Wallenberg was arrested by the Soviets for espionage suspicions in Hungary in 1945 and later disappeared. There have been various accounts regarding his fate, and he is thought to have died in a Soviet prison, but his exact fate remains a mystery, reports Worldisraelnews.com.
The New York Times in August ran a full report documenting the accounts and Wallenberg’s supposed whereabouts, and concluded that he was shot by the Soviets in 1947.
Thousands of Jews escaped deportation to Auschwitz after Wallenberg gave them Swedish protective passes.

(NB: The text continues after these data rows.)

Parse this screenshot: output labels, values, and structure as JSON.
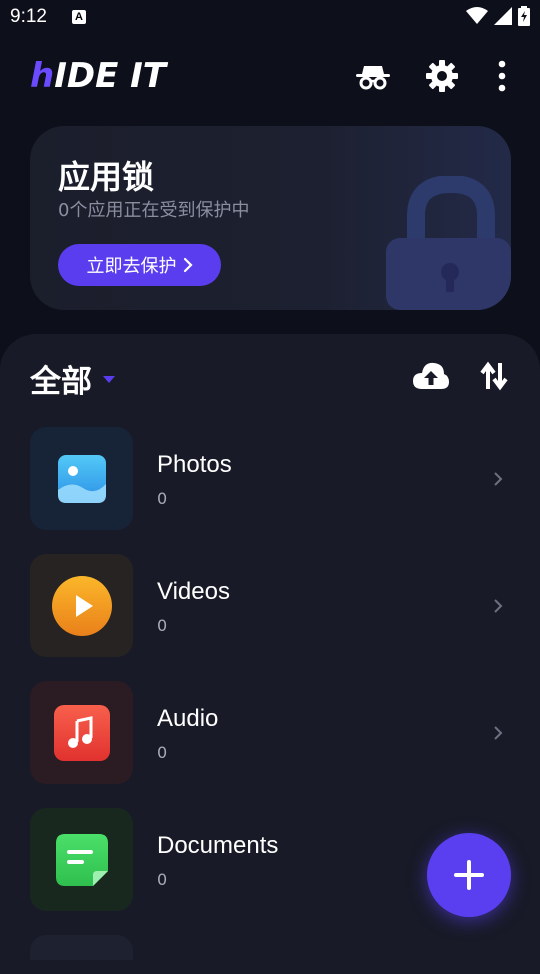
{
  "status_bar": {
    "time": "9:12",
    "a_badge": "A"
  },
  "header": {
    "logo_first": "h",
    "logo_rest": "IDE IT",
    "accent": "#6b4bff"
  },
  "lock_card": {
    "title": "应用锁",
    "subtitle": "0个应用正在受到保护中",
    "button_label": "立即去保护",
    "button_color": "#5b3df0"
  },
  "files": {
    "filter_label": "全部",
    "categories": [
      {
        "name": "Photos",
        "count": "0",
        "icon": "image-icon",
        "tile_color": "#172337",
        "icon_color": "#3fa9ee"
      },
      {
        "name": "Videos",
        "count": "0",
        "icon": "play-icon",
        "tile_color": "#262322",
        "icon_color": "#f29a1d"
      },
      {
        "name": "Audio",
        "count": "0",
        "icon": "music-note-icon",
        "tile_color": "#2a1c22",
        "icon_color": "#ef4b3e"
      },
      {
        "name": "Documents",
        "count": "0",
        "icon": "document-icon",
        "tile_color": "#18281f",
        "icon_color": "#3ed25e"
      }
    ]
  },
  "fab": {
    "icon": "plus-icon",
    "color": "#5a3ff0"
  }
}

His family has spent decades trying to establish what actually happened to him. Last November they called on the Swedish Tax Agency to officially declare him dead. The request was made via Sweden’s SEB Bank, acting as a trustee.
“He shall be deemed to have died 31 July, 1952,” the Tax Agency stated.
A tax agency official explained that date was chosen because it fell “five years after he went missing, which was believed to be the end of July, 1947”.
This procedure complies with a Swedish law applied in cases where the circumstances of death are not clear.
His family requested that he be declared dead officially, in order to “let Raoul rest in peace”.